Свои идеи он начал вырабатывать раньше всех в стране, выпустив уже в 1918 году книгу "Поэзия рабочего удара". На три года Гастев обогнал Замятина. Пафос его антиутопии, которую сам он считал утопией, - это человек, теряющий индивидуальность и получающий вместо себя номер. В будущем, с восторгом сообщал Гастев, люди будут обозначаться не именами, а цифрами. И вот уже шагают человеко-машины: "Сорок тысяч в шеренгу... проверка линии - залп. Выстрел вдоль линии. Снарядополет - десять миллиметров от лбов. Тридцать лбов слизано - люди в брак". Этот труд "Пачка ордеров", - опубликованный в 1921 году, завершил его недолгую, но знаменательную деятельность в теории фантастики. После 1921 года А. Гастев ушел на педагогическую работу и исчез со сцены. Но свой след, как завершение цепочки Федоров - Богданов - Гастев, он оставил.
Для молодых людей, севших за письменные столы, Гастев не стал кумиром. Он показался им слишком абстрактным - за ним пришли куда более конкретные умники Пролеткульта. Правда, он способствовал рождению замятинского романа, к чему мы вернемся в очерке о советской утопии.
Куда внимательнее молодежь читала романы Александра Богданова-Малиновского. Тем более, что их переиздавали в государственном издательстве, их окружала аура официозной партийности. Хотя Богданов противостоял Ленину как философ, но само противостояние придавало ему дополнительный вес.
Но и Богданов не мог стать примером, хотя бы потому, что был удручающе скучен и рассудителен. Он не был писателем. Он искал социалистическую гармонию и, конечно, оказал определенное влияние на утопию советской поры, хотя утописты вслух никогда не признавали его своим наставником.
Еще одним возможным источником мог стать и почти стал западный и отечественный фантастический роман эпохи первой мировой войны и предчувствия ее. Это роман-катастрофа. Катастрофа может принимать различные формы: хоть вид марсиан, которые уничтожают на Земле все живое в романе Уэллса, или природного катаклизма, рожденного человеческой злобой или неосторожностью, как в романе Жоржа Тудуза "Человек, укравший Гольфстрим". Наши родные "катастрофисты" тоже не отставали - вспомним "Бриг "Ужас" Антона Оссендовского или "Жидкое солнце" Александра Куприна.
Воздух Советской России был насыщен приближением катастрофы.
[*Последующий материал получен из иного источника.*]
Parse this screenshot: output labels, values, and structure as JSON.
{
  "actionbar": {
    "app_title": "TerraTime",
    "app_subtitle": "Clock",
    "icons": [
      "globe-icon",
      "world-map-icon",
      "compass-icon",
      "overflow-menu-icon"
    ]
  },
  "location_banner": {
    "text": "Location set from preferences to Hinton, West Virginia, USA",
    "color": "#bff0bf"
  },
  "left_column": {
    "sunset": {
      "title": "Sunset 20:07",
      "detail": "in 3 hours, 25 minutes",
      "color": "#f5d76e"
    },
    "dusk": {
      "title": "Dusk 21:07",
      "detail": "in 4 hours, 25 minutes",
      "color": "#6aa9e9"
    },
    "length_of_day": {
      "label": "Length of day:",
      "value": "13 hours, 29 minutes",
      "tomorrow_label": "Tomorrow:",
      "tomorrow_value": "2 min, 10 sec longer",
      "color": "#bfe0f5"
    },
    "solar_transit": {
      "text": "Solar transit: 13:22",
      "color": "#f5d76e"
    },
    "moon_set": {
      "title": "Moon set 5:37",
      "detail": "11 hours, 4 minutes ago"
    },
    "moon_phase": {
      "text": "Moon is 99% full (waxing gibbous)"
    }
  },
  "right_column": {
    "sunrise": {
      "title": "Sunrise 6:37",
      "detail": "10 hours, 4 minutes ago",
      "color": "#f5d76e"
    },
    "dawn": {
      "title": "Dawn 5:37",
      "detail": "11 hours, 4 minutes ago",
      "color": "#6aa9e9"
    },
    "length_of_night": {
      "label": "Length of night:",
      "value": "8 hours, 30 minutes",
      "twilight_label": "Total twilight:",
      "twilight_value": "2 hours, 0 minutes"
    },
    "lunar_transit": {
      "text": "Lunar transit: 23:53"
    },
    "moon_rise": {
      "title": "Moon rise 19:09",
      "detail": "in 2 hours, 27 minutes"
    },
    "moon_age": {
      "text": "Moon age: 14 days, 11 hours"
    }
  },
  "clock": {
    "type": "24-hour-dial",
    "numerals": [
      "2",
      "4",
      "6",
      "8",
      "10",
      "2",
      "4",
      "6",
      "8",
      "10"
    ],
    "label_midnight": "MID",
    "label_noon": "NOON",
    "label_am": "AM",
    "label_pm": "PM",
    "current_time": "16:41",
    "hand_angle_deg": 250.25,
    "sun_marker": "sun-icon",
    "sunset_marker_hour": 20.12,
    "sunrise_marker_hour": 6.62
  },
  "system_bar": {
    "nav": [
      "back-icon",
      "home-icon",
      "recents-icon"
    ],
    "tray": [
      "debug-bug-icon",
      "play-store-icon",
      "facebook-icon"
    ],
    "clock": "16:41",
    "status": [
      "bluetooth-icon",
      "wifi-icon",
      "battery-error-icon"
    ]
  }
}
С одной стороны, к ней непрерывно призывали вожди республики, твердившие о мировой пролетарской революции. Они провоцировали восстания, что приводило к кровавым трагедиям революций в Венгрии и Баварии, они тянули пролетарские лапы к другим странам.
"Катастрофические" романы были ближе сердцам и разуму "молодой гвардии" писательского цеха. Не хватало толчка.